Despite this, in the spirit of the season, here are my own 10 resolutions:
- Less BlackBerry reading; more blackberry eating
- Avoid 2010 meaning I traveled to 20 cities on 10 airlines
- Leverage twitter without becoming a twit
- Never use the phrase XXX2.0, especially Web2.0
- Leave time for writing. For fun. On non-work subjects.
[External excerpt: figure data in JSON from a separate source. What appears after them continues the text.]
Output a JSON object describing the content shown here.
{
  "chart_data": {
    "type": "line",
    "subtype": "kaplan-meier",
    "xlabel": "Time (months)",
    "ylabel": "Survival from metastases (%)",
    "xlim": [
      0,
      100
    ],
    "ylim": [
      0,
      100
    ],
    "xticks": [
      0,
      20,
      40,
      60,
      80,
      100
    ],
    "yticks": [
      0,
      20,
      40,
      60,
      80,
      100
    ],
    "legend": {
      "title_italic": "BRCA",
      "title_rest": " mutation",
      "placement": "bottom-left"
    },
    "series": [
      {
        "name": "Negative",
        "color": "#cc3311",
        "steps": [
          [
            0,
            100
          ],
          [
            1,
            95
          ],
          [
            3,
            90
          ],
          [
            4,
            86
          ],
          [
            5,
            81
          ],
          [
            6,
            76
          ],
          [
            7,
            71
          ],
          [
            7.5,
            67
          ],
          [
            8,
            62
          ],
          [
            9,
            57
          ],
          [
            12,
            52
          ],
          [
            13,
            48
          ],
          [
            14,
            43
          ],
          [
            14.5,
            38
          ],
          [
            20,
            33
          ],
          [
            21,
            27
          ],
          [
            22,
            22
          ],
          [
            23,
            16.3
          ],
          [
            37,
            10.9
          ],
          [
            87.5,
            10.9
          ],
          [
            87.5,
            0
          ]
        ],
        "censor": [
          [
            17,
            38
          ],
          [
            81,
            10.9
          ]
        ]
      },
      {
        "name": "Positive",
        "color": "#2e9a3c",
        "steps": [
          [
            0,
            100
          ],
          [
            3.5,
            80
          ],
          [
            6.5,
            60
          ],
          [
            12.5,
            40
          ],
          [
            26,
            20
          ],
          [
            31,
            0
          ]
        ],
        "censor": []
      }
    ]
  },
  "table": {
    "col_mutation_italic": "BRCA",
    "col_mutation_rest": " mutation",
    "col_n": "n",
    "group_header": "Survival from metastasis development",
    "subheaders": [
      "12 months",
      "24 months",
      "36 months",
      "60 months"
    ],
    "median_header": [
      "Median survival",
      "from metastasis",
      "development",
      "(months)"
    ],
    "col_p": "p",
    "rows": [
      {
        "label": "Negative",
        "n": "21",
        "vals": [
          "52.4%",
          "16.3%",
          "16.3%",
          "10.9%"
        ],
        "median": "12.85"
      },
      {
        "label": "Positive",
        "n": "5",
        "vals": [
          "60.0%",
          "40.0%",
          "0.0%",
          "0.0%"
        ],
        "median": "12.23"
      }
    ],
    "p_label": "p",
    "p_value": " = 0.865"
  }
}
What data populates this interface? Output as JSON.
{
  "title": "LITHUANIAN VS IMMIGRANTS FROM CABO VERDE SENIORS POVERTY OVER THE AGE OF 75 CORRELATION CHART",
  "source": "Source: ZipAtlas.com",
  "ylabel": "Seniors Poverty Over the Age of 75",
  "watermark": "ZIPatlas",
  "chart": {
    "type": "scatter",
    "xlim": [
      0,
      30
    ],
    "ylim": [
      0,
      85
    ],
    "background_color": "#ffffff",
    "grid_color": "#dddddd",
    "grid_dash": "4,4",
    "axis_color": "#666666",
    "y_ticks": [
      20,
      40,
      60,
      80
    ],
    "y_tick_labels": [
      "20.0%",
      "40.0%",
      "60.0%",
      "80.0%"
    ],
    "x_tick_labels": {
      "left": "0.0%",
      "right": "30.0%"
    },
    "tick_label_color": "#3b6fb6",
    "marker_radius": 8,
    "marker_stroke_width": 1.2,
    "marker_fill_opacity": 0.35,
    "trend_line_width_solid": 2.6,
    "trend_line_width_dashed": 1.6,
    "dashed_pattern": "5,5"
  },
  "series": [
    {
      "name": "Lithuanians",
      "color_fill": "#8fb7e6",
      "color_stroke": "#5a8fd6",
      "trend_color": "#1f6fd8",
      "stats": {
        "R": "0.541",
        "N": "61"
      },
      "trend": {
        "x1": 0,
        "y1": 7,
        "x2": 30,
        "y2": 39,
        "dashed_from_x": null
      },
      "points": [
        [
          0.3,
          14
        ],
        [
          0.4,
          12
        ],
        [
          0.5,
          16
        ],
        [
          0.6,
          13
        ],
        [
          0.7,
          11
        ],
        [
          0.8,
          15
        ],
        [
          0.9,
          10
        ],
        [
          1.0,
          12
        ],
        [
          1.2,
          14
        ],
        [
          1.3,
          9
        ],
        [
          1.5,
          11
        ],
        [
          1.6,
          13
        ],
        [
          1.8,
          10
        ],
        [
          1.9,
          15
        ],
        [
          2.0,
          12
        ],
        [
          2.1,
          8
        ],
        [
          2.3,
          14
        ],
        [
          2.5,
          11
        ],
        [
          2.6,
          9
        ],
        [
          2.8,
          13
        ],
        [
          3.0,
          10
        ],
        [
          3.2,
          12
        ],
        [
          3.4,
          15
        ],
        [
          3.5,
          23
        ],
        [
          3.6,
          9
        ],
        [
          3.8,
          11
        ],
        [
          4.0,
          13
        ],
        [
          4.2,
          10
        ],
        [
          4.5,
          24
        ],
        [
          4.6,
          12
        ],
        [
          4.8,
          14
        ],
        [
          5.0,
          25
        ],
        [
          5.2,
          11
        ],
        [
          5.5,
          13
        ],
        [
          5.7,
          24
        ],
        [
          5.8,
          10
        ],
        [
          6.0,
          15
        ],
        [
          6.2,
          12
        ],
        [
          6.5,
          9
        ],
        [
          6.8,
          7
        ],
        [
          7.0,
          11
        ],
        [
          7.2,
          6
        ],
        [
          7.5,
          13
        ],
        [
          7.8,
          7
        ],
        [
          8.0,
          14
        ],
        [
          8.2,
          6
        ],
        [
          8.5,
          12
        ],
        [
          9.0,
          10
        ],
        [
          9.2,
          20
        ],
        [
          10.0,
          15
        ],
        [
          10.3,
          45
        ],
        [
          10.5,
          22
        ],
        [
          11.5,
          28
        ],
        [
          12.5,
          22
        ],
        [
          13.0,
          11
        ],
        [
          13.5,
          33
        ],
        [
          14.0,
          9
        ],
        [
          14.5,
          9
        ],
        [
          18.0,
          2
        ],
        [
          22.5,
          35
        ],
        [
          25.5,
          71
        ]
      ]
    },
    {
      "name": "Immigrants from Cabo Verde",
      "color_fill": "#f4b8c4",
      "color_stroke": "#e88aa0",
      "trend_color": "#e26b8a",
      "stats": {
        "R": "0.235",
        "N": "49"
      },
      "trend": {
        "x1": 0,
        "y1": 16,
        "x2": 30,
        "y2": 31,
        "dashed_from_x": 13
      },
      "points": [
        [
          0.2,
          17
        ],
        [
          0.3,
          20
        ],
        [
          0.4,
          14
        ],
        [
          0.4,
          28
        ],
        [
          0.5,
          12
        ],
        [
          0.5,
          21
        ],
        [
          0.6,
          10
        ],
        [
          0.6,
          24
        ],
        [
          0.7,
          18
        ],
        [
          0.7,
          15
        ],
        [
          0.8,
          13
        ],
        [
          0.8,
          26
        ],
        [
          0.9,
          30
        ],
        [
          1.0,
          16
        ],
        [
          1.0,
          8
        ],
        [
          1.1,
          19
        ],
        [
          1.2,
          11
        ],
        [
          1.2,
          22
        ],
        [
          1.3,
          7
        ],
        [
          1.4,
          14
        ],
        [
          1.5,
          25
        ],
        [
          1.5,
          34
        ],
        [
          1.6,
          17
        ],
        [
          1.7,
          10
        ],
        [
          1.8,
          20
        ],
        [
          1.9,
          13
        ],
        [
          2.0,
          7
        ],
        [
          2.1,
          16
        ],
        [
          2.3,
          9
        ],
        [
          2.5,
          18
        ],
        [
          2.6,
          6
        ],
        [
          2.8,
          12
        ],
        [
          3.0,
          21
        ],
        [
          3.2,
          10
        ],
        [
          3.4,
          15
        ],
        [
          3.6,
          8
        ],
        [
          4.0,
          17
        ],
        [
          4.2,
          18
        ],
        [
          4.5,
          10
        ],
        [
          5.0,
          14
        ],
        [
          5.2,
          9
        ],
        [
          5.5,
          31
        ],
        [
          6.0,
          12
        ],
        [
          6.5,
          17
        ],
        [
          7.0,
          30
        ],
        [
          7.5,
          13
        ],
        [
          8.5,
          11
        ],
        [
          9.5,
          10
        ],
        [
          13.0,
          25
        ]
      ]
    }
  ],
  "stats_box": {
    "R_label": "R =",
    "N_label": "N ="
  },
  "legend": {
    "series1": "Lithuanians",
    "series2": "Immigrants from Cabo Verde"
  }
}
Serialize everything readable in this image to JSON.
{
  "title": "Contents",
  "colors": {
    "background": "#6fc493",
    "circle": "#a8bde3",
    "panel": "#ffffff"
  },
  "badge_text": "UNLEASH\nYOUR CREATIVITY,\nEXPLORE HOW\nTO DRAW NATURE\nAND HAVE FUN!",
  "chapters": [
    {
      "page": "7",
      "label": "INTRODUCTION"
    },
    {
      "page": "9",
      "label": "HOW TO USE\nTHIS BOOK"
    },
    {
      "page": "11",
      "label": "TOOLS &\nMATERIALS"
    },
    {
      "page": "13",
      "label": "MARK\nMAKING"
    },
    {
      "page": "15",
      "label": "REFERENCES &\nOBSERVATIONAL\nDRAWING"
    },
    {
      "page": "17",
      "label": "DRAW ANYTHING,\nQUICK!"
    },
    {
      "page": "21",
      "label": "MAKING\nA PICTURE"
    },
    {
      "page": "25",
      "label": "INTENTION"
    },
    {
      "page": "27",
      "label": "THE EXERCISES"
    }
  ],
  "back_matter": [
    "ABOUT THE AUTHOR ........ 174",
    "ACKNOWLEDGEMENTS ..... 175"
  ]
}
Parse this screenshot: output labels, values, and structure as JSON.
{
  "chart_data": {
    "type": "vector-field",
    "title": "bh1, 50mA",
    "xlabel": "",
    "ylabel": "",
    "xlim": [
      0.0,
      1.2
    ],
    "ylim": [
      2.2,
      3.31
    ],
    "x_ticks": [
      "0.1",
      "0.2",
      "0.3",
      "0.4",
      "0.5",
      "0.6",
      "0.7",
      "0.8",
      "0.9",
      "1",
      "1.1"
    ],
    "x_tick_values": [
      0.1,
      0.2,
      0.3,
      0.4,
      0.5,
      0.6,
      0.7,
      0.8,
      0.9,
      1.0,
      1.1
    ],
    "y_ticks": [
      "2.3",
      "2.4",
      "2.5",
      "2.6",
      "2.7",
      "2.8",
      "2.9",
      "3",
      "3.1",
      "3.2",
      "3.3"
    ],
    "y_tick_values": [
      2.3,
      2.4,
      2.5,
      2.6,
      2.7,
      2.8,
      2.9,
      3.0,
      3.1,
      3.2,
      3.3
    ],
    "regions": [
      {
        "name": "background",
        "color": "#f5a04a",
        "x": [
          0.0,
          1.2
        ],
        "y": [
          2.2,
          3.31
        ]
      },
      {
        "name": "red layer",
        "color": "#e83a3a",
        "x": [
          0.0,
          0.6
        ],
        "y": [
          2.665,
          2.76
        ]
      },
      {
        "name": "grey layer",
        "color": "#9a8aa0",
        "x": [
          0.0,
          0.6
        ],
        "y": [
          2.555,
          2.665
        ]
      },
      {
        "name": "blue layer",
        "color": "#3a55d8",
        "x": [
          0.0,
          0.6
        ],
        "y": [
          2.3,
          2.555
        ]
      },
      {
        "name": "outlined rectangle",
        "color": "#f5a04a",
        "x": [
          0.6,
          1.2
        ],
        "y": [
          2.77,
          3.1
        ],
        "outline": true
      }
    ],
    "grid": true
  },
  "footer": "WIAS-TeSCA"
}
- Read the Enterprise Irregulars more regularly
- Make sure my blog isn’t Barely Legible Officious Garbage
- A moratorium on rubber chicken dinners at conferences
- Make sure that telepresence isn’t my permanent presence
- And my most important New Year’s resolution: the end of resolutions
Happy New Year.
I had a chuckle at #4. It’s quite overdone these days, isn’t it?
Julie T.
http://www.jadcc.com/blog
Jonathan,
Great list. Here is one more.
11. Clarify the confusion that Performance Management is not narrow (just HR’s employee appraisals or a CFO initiative) but is very broad and about enterprise-wide performance improvement.
Gary
Number 10 is the best. I made that resolution ~15 years ago and it’s the only one I ever kept.